By Tore Tennøe, director of The Norwegian Board of Technology
A Norwegian version of this entry was published in Dagens Næringsliv may 19. 2014.
The concept «intimate technology» will perhaps be associated with sex shops. But there is far more at stake: Digital technology and sensors are not only finding their way into our bodies, they are also between us, around us and becoming just like us.
That computer chips are on their way into our bodies is not in itself a reason to panic. I believe most people will prefer having their colon examined by swallowing a smart pill equipped with a tiny HD-camera as a less painful alternative to traditional endoscopy.
But the technology also comes close to us in other ways. 2014 has already been declared the year when intimate technology will have its breakthrough – through health-apps, smart watches and Google Glass. If we are to believe the rumors, Apple will shortly integrate sensors and apps for a string of bodily functions such as pulse, EKG, sleep patterns and blood values in their iWatch.
This comes in addition to all the other things data from smart phones can tell us – such as who our best friends really are, our bad and good habits, our patterns of movement and what we are thinking about.
FaceValue is an example of a new technology for recognizing emotions. By analyzing 43 points in the face, the computer program is able to quickly and precisely read which emotions we experience when watching a commercial – or during a job interview. University of Stanford, in the heart of Silicon Valley, has started its own “persuasive technology lab”. Characteristically, persuasion of people by the use of computers has become its own discipline: Captology.

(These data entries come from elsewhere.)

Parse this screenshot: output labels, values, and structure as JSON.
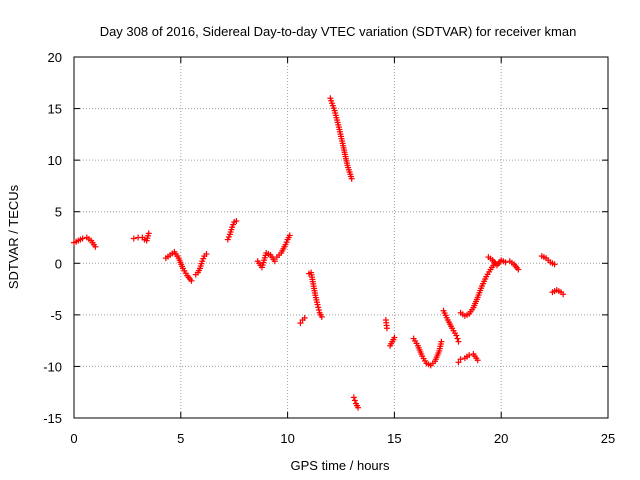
{
  "chart_data": {
    "type": "scatter",
    "title": "Day 308 of 2016, Sidereal Day-to-day VTEC variation (SDTVAR) for receiver kman",
    "xlabel": "GPS time / hours",
    "ylabel": "SDTVAR / TECUs",
    "xlim": [
      0,
      25
    ],
    "ylim": [
      -15,
      20
    ],
    "xticks": [
      "0",
      "5",
      "10",
      "15",
      "20",
      "25"
    ],
    "yticks": [
      "-15",
      "-10",
      "-5",
      "0",
      "5",
      "10",
      "15",
      "20"
    ],
    "grid": true,
    "marker": "plus",
    "marker_color": "#ff0000",
    "segments": [
      {
        "name": "seg1",
        "x": [
          0.0,
          0.2,
          0.4,
          0.6,
          0.8,
          1.0
        ],
        "y": [
          2.0,
          2.2,
          2.4,
          2.5,
          2.2,
          1.6
        ]
      },
      {
        "name": "seg2",
        "x": [
          2.8,
          3.0,
          3.2,
          3.3,
          3.4,
          3.5
        ],
        "y": [
          2.4,
          2.5,
          2.5,
          2.3,
          2.2,
          2.9
        ]
      },
      {
        "name": "seg3",
        "x": [
          4.3,
          4.5,
          4.7,
          4.9,
          5.1,
          5.3,
          5.5
        ],
        "y": [
          0.5,
          0.8,
          1.1,
          0.5,
          -0.5,
          -1.2,
          -1.7
        ]
      },
      {
        "name": "seg4",
        "x": [
          5.7,
          5.8,
          5.9,
          6.0,
          6.1,
          6.2
        ],
        "y": [
          -1.1,
          -0.9,
          -0.5,
          0.2,
          0.7,
          0.9
        ]
      },
      {
        "name": "seg5",
        "x": [
          7.2,
          7.3,
          7.4,
          7.5,
          7.6
        ],
        "y": [
          2.3,
          2.8,
          3.5,
          4.0,
          4.1
        ]
      },
      {
        "name": "seg6",
        "x": [
          8.6,
          8.8,
          9.0,
          9.2,
          9.4
        ],
        "y": [
          0.2,
          -0.4,
          1.0,
          0.8,
          0.2
        ]
      },
      {
        "name": "seg7",
        "x": [
          9.5,
          9.7,
          9.9,
          10.0,
          10.1
        ],
        "y": [
          0.6,
          1.0,
          1.8,
          2.3,
          2.7
        ]
      },
      {
        "name": "seg8",
        "x": [
          10.6,
          10.7,
          10.8
        ],
        "y": [
          -5.8,
          -5.5,
          -5.3
        ]
      },
      {
        "name": "seg9",
        "x": [
          11.0,
          11.1,
          11.2,
          11.3,
          11.4,
          11.5,
          11.6
        ],
        "y": [
          -1.0,
          -0.9,
          -2.0,
          -3.1,
          -4.0,
          -4.8,
          -5.2
        ]
      },
      {
        "name": "seg10",
        "x": [
          12.0,
          12.2,
          12.4,
          12.6,
          12.8,
          13.0
        ],
        "y": [
          16.0,
          14.8,
          13.2,
          11.4,
          9.5,
          8.2
        ]
      },
      {
        "name": "seg11",
        "x": [
          13.1,
          13.2,
          13.3
        ],
        "y": [
          -13.0,
          -13.6,
          -14.0
        ]
      },
      {
        "name": "seg12",
        "x": [
          14.6,
          14.65
        ],
        "y": [
          -5.5,
          -6.3
        ]
      },
      {
        "name": "seg13",
        "x": [
          14.8,
          14.9,
          15.0
        ],
        "y": [
          -8.0,
          -7.6,
          -7.2
        ]
      },
      {
        "name": "seg14",
        "x": [
          15.9,
          16.1,
          16.3,
          16.5,
          16.7,
          16.9,
          17.1,
          17.2
        ],
        "y": [
          -7.3,
          -8.0,
          -9.0,
          -9.7,
          -9.9,
          -9.5,
          -8.5,
          -7.6
        ]
      },
      {
        "name": "seg15",
        "x": [
          17.3,
          17.5,
          17.7,
          17.9,
          18.0
        ],
        "y": [
          -4.6,
          -5.5,
          -6.3,
          -7.0,
          -7.6
        ]
      },
      {
        "name": "seg16",
        "x": [
          18.0,
          18.1
        ],
        "y": [
          -9.6,
          -9.3
        ]
      },
      {
        "name": "seg17",
        "x": [
          18.3,
          18.5,
          18.7,
          18.9
        ],
        "y": [
          -9.2,
          -8.9,
          -8.8,
          -9.4
        ]
      },
      {
        "name": "seg18",
        "x": [
          18.1,
          18.3,
          18.5,
          18.7,
          18.9,
          19.1,
          19.3,
          19.5,
          19.7
        ],
        "y": [
          -4.8,
          -5.1,
          -4.9,
          -4.3,
          -3.3,
          -2.2,
          -1.3,
          -0.6,
          0.0
        ]
      },
      {
        "name": "seg19",
        "x": [
          19.4,
          19.6,
          19.8,
          20.0,
          20.2,
          20.4,
          20.6,
          20.8
        ],
        "y": [
          0.6,
          0.3,
          -0.2,
          0.3,
          0.1,
          0.2,
          -0.1,
          -0.6
        ]
      },
      {
        "name": "seg20",
        "x": [
          21.9,
          22.1,
          22.3,
          22.5
        ],
        "y": [
          0.7,
          0.5,
          0.1,
          -0.1
        ]
      },
      {
        "name": "seg21",
        "x": [
          22.4,
          22.6,
          22.8,
          22.9
        ],
        "y": [
          -2.8,
          -2.6,
          -2.8,
          -3.0
        ]
      }
    ]
  }
}
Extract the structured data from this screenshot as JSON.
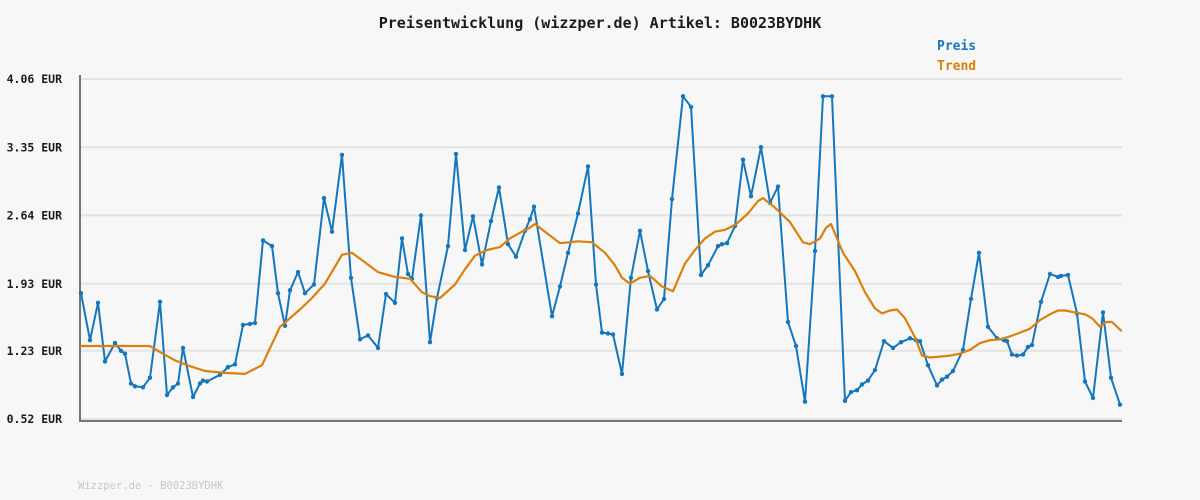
{
  "title": "Preisentwicklung (wizzper.de) Artikel: B0023BYDHK",
  "footer": "Wizzper.de - B0023BYDHK",
  "legend": {
    "items": [
      {
        "label": "Preis",
        "color": "#1476bd"
      },
      {
        "label": "Trend",
        "color": "#d9800e"
      }
    ]
  },
  "colors": {
    "background": "#f7f7f7",
    "grid": "#e3e3e3",
    "axis": "#757575",
    "price_line": "#1476bd",
    "trend_line": "#d9800e",
    "tick_text": "#1b1b1b",
    "footer_text": "#c8c8c8"
  },
  "chart_data": {
    "type": "line",
    "title": "Preisentwicklung (wizzper.de) Artikel: B0023BYDHK",
    "xlabel": "",
    "ylabel": "",
    "y_unit": "EUR",
    "ylim": [
      0.52,
      4.06
    ],
    "grid": "horizontal",
    "legend_position": "top-right",
    "x_axis_labels": "none shown",
    "yticks": [
      {
        "value": 4.06,
        "label": "4.06 EUR"
      },
      {
        "value": 3.35,
        "label": "3.35 EUR"
      },
      {
        "value": 2.64,
        "label": "2.64 EUR"
      },
      {
        "value": 1.93,
        "label": "1.93 EUR"
      },
      {
        "value": 1.23,
        "label": "1.23 EUR"
      },
      {
        "value": 0.52,
        "label": "0.52 EUR"
      }
    ],
    "series": [
      {
        "name": "Preis",
        "color": "#1476bd",
        "markers": true,
        "points": [
          [
            81,
            1.83
          ],
          [
            90,
            1.34
          ],
          [
            98,
            1.73
          ],
          [
            105,
            1.12
          ],
          [
            115,
            1.31
          ],
          [
            121,
            1.23
          ],
          [
            125,
            1.2
          ],
          [
            131,
            0.89
          ],
          [
            135,
            0.86
          ],
          [
            143,
            0.85
          ],
          [
            150,
            0.95
          ],
          [
            160,
            1.74
          ],
          [
            167,
            0.77
          ],
          [
            173,
            0.85
          ],
          [
            178,
            0.89
          ],
          [
            183,
            1.26
          ],
          [
            193,
            0.75
          ],
          [
            200,
            0.89
          ],
          [
            203,
            0.92
          ],
          [
            207,
            0.91
          ],
          [
            220,
            0.98
          ],
          [
            228,
            1.06
          ],
          [
            235,
            1.09
          ],
          [
            243,
            1.5
          ],
          [
            250,
            1.51
          ],
          [
            255,
            1.52
          ],
          [
            263,
            2.38
          ],
          [
            272,
            2.32
          ],
          [
            278,
            1.83
          ],
          [
            285,
            1.49
          ],
          [
            290,
            1.86
          ],
          [
            298,
            2.05
          ],
          [
            305,
            1.83
          ],
          [
            314,
            1.92
          ],
          [
            324,
            2.82
          ],
          [
            332,
            2.47
          ],
          [
            342,
            3.27
          ],
          [
            351,
            1.99
          ],
          [
            360,
            1.35
          ],
          [
            368,
            1.39
          ],
          [
            378,
            1.26
          ],
          [
            386,
            1.82
          ],
          [
            395,
            1.73
          ],
          [
            402,
            2.4
          ],
          [
            408,
            2.03
          ],
          [
            412,
            1.98
          ],
          [
            421,
            2.64
          ],
          [
            430,
            1.32
          ],
          [
            437,
            1.78
          ],
          [
            448,
            2.32
          ],
          [
            456,
            3.28
          ],
          [
            465,
            2.28
          ],
          [
            473,
            2.63
          ],
          [
            482,
            2.13
          ],
          [
            491,
            2.58
          ],
          [
            499,
            2.93
          ],
          [
            508,
            2.34
          ],
          [
            516,
            2.21
          ],
          [
            525,
            2.48
          ],
          [
            530,
            2.6
          ],
          [
            534,
            2.73
          ],
          [
            552,
            1.59
          ],
          [
            560,
            1.9
          ],
          [
            568,
            2.25
          ],
          [
            578,
            2.66
          ],
          [
            588,
            3.15
          ],
          [
            596,
            1.92
          ],
          [
            602,
            1.42
          ],
          [
            608,
            1.41
          ],
          [
            613,
            1.4
          ],
          [
            622,
            0.99
          ],
          [
            631,
            1.99
          ],
          [
            640,
            2.48
          ],
          [
            648,
            2.06
          ],
          [
            657,
            1.66
          ],
          [
            664,
            1.77
          ],
          [
            672,
            2.81
          ],
          [
            683,
            3.88
          ],
          [
            691,
            3.77
          ],
          [
            701,
            2.02
          ],
          [
            708,
            2.12
          ],
          [
            718,
            2.32
          ],
          [
            722,
            2.34
          ],
          [
            727,
            2.35
          ],
          [
            735,
            2.53
          ],
          [
            743,
            3.22
          ],
          [
            751,
            2.84
          ],
          [
            761,
            3.35
          ],
          [
            770,
            2.77
          ],
          [
            778,
            2.94
          ],
          [
            788,
            1.53
          ],
          [
            796,
            1.28
          ],
          [
            805,
            0.7
          ],
          [
            815,
            2.27
          ],
          [
            823,
            3.88
          ],
          [
            832,
            3.88
          ],
          [
            845,
            0.71
          ],
          [
            851,
            0.8
          ],
          [
            857,
            0.82
          ],
          [
            862,
            0.88
          ],
          [
            868,
            0.92
          ],
          [
            875,
            1.03
          ],
          [
            884,
            1.33
          ],
          [
            893,
            1.26
          ],
          [
            901,
            1.32
          ],
          [
            910,
            1.36
          ],
          [
            916,
            1.34
          ],
          [
            920,
            1.33
          ],
          [
            928,
            1.08
          ],
          [
            937,
            0.87
          ],
          [
            942,
            0.93
          ],
          [
            947,
            0.96
          ],
          [
            953,
            1.02
          ],
          [
            963,
            1.24
          ],
          [
            971,
            1.77
          ],
          [
            979,
            2.25
          ],
          [
            988,
            1.48
          ],
          [
            997,
            1.36
          ],
          [
            1004,
            1.34
          ],
          [
            1007,
            1.33
          ],
          [
            1012,
            1.19
          ],
          [
            1017,
            1.18
          ],
          [
            1023,
            1.19
          ],
          [
            1028,
            1.27
          ],
          [
            1032,
            1.29
          ],
          [
            1041,
            1.74
          ],
          [
            1050,
            2.03
          ],
          [
            1058,
            2.0
          ],
          [
            1061,
            2.01
          ],
          [
            1068,
            2.02
          ],
          [
            1077,
            1.62
          ],
          [
            1085,
            0.91
          ],
          [
            1093,
            0.74
          ],
          [
            1103,
            1.63
          ],
          [
            1111,
            0.95
          ],
          [
            1120,
            0.67
          ]
        ]
      },
      {
        "name": "Trend",
        "color": "#d9800e",
        "markers": false,
        "points": [
          [
            81,
            1.28
          ],
          [
            150,
            1.28
          ],
          [
            161,
            1.21
          ],
          [
            175,
            1.13
          ],
          [
            190,
            1.07
          ],
          [
            205,
            1.02
          ],
          [
            225,
            1.0
          ],
          [
            245,
            0.99
          ],
          [
            262,
            1.08
          ],
          [
            280,
            1.48
          ],
          [
            300,
            1.66
          ],
          [
            312,
            1.78
          ],
          [
            325,
            1.93
          ],
          [
            342,
            2.23
          ],
          [
            352,
            2.25
          ],
          [
            365,
            2.15
          ],
          [
            378,
            2.05
          ],
          [
            395,
            2.0
          ],
          [
            410,
            1.98
          ],
          [
            422,
            1.84
          ],
          [
            430,
            1.8
          ],
          [
            440,
            1.78
          ],
          [
            455,
            1.92
          ],
          [
            465,
            2.08
          ],
          [
            475,
            2.22
          ],
          [
            487,
            2.28
          ],
          [
            500,
            2.31
          ],
          [
            510,
            2.4
          ],
          [
            520,
            2.46
          ],
          [
            528,
            2.5
          ],
          [
            535,
            2.55
          ],
          [
            545,
            2.47
          ],
          [
            560,
            2.35
          ],
          [
            578,
            2.37
          ],
          [
            592,
            2.36
          ],
          [
            605,
            2.25
          ],
          [
            615,
            2.12
          ],
          [
            622,
            1.99
          ],
          [
            630,
            1.93
          ],
          [
            640,
            1.99
          ],
          [
            650,
            2.01
          ],
          [
            662,
            1.9
          ],
          [
            673,
            1.85
          ],
          [
            685,
            2.14
          ],
          [
            695,
            2.28
          ],
          [
            705,
            2.4
          ],
          [
            715,
            2.47
          ],
          [
            725,
            2.49
          ],
          [
            735,
            2.54
          ],
          [
            748,
            2.66
          ],
          [
            758,
            2.79
          ],
          [
            763,
            2.82
          ],
          [
            775,
            2.72
          ],
          [
            790,
            2.57
          ],
          [
            803,
            2.36
          ],
          [
            810,
            2.34
          ],
          [
            820,
            2.4
          ],
          [
            826,
            2.51
          ],
          [
            831,
            2.55
          ],
          [
            843,
            2.25
          ],
          [
            855,
            2.06
          ],
          [
            865,
            1.84
          ],
          [
            875,
            1.67
          ],
          [
            882,
            1.62
          ],
          [
            890,
            1.65
          ],
          [
            897,
            1.66
          ],
          [
            905,
            1.57
          ],
          [
            915,
            1.37
          ],
          [
            922,
            1.18
          ],
          [
            930,
            1.16
          ],
          [
            940,
            1.17
          ],
          [
            950,
            1.18
          ],
          [
            960,
            1.2
          ],
          [
            970,
            1.24
          ],
          [
            980,
            1.31
          ],
          [
            990,
            1.34
          ],
          [
            1000,
            1.35
          ],
          [
            1010,
            1.38
          ],
          [
            1020,
            1.42
          ],
          [
            1030,
            1.46
          ],
          [
            1040,
            1.55
          ],
          [
            1050,
            1.61
          ],
          [
            1058,
            1.65
          ],
          [
            1065,
            1.65
          ],
          [
            1075,
            1.63
          ],
          [
            1085,
            1.61
          ],
          [
            1092,
            1.57
          ],
          [
            1100,
            1.48
          ],
          [
            1106,
            1.53
          ],
          [
            1112,
            1.53
          ],
          [
            1121,
            1.44
          ]
        ]
      }
    ]
  }
}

During the last decade the Internet has become a layer between us and other people. Social media such as Facebook and Instagram make it possible to be in constant contact with whomever we want, anywhere we might be. The whole point of Facebook is in a sense to expand the “sphere of intimacy”: We are being rewarded for using intimate capital in form of personal information to get attention from a steadily increasing circle of “friends”. Thus we are inviting the world’s largest corporations into our sphere of intimacy, which so far has been reserved for partners, family members and close friends.
What makes the operating system Samantha so hard to resist in the movie «Her» is the artificial intelligence and the machines’ ability to learn (in addition to being equipped with Scarlett Johansson’s voice). The technology is becoming more and more like us. It can make complicated judgments which we until recently believed only human beings to able to make, such as the self-driving google car, the Jeopardy winning computer Watson, or military drones which by themselves can find targets and potentially make the decision to attack. Even emotions can be given digital support. Today we already have apps for comforting babies and preventing arguments, or care robots such as the seal cub Paro, which is used to help people suffering from dementia.
Is this important? In a recent policy-report the Dutch Rathenau-institute claimed that politicians are heavily underestimating the force of this development. The distance between the technology and us is disappearing. While technology traditionally has been used to control our physical surroundings it is now directed inward, towards body, personality and soul.
Google Glass is not just another gadget, but an integration of technology and human being, with potentially huge consequences. So far, we have allowed the technology developers to get the upper hand – the machines know a lot about us, but we know almost nothing about the algorithms or business models that form their basis.
Technology with intimate knowledge of our habits, emotions and behavior patterns provides the possibility for manipulation and is fundamentally about what kind of society we want. During the 1990’s the ground rules for use of bio-technology were intensely debated. Now the time has come to do the same for intimate technology. These questions can be a good start:
- Who should own the data about us?
- Should there be a right not to know – and not be measured, analyzed and coached?
- Should real human beings have a monopoly on love, parenting, care and murder?